Hardware from the 20th Century is more than enough for 99% of users
Hardware spec outpaced what 99.9% of computer users will ever need at the turn of the century. Just how much compute power do you need to run e-mail, a web-browser, a word-processor and spreadsheet? Okay, so you miss out on being able to spin the Compiz cylinder at 1200 RPM, but other than that, as far as just producing work-product goes, minimal boxes more than mow the grass.
If push came to shove, I could get by with a Pi 3B+ just fine (build times would suffer, but that's just extra coffee).
Don't get me wrong, I'm not against building beast like boxes. I raised 3 kids and have a bone-pile of about 3 of every other year's gotta have Nvidia cards. (yes the 390 and 470 drivers are now a pain to patch with each new kernel version -- but hey, it looks like we will get a free pass with 6.16, no patches seen yet!) And yes, the kids needed the power and graphics power to game with all graphics options turned on. For me, meh, I've got no need.
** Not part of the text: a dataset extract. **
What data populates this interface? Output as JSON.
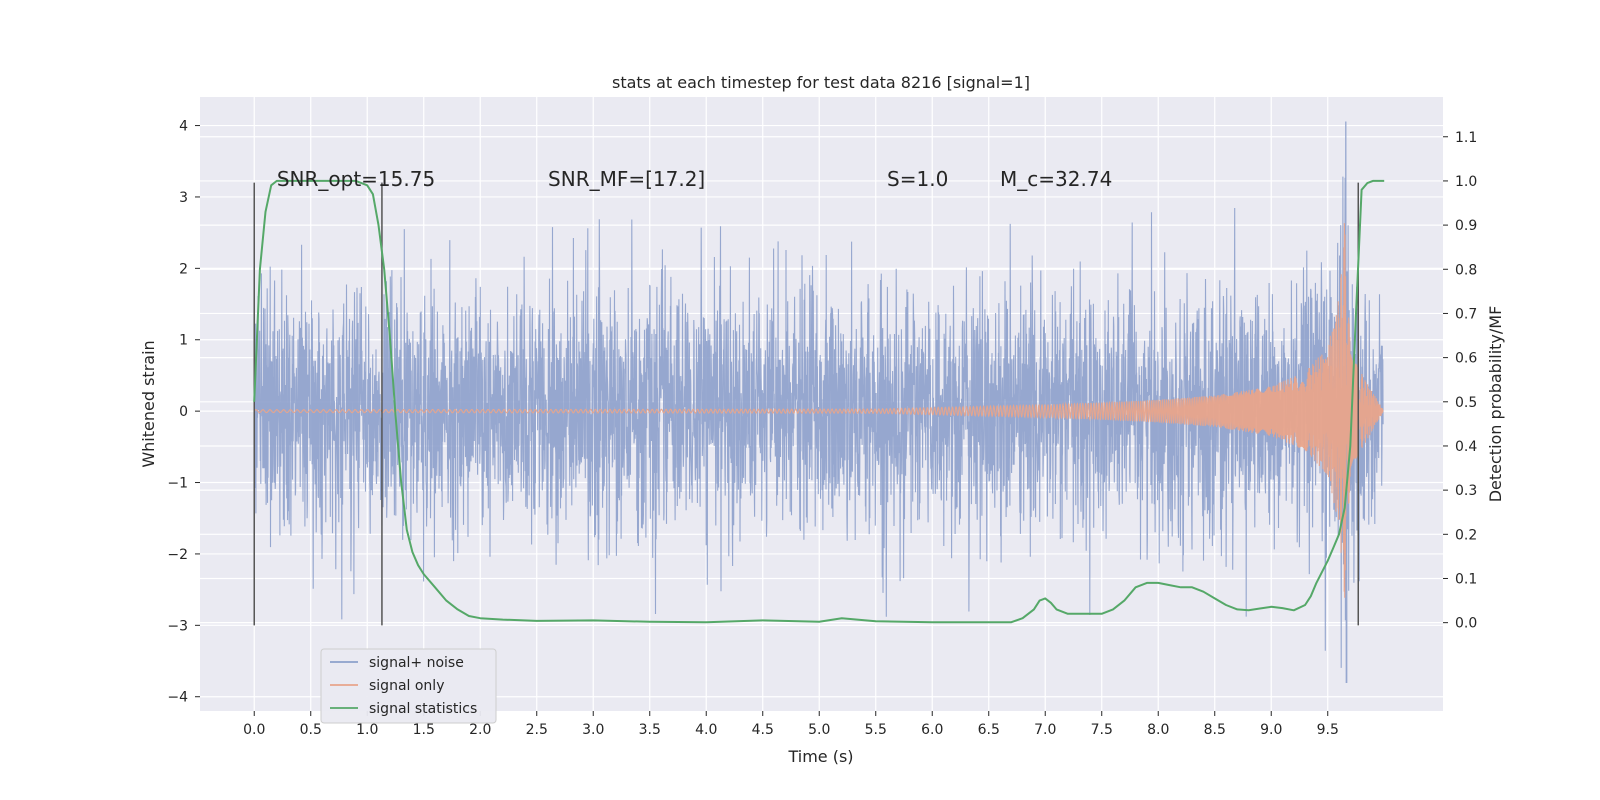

Now that the kids are all grown and out of the house, the bone-pile has quit growing, but looking at the old RTX2070 supers and GTX980s, there is still enough pixel pumping power for anything I'll ever need.
I'd a lot rather make use of older kit, adding a new SSD to replace spinning rust, and take the I/O benefit as that provides a bulk of what the latest and greatest promises as far as responsiveness. With RAM cheap, most old boxes now have 32G (and 64G if their chipsets support it). That's plenty enough to put even large builds on a tmpfs in RAM (e.g. PHP or MongoDB, etc..) which then complete quite quickly, and -- I avoid having to upgrade to a new 750-1000W modular PSU just to support the latest graphics cards.
I guess in sum, this is a testament to the advances made in computing capability over the past 40 years. From the 8080 with a few K of RAM and dual 8" floppy drives that wouldn't hold a single picture taken on your phone today, to Terabyte M.2 drives, processors with more cores than sense, RAM approaching the Terabyte scale and GPUs with more compute power than the system they are attached to. My Tumbleweed laptop powered by an ancient Gen 2 i7 sporting 8G still boots from off to full desktop in just under 12 seconds. Runs all Mozilla apps and libreoffice just fine (as does vscodium, etc..) and will finish most of the large builds I kick off within 30 minutes or so.
For decades I would spec-out the motherboard and chipset wanted, the socket and processor, buy the RAM and graphics card and PSU and put it all in one of Antec's solid cases (and most of those still run!). But today, if I need a box to jut prepare work product, I usually grab an off the shelf refurb HP that meets my needs and costs about $300 US. (many of those are still running too). The custom boxes and the kids custom gaming machines always cost more, but for shuffling documents and occasional builds, literally, just about anything made this century will do. Seems the King Penguin thinks somewhere along those lines too. Good for him. Taking a stand against wasted Watts contributing to global warming and using old kit as long as it meets the need to help prevent us all from drowning in e-waste (most of which is still operational...) That I can respect.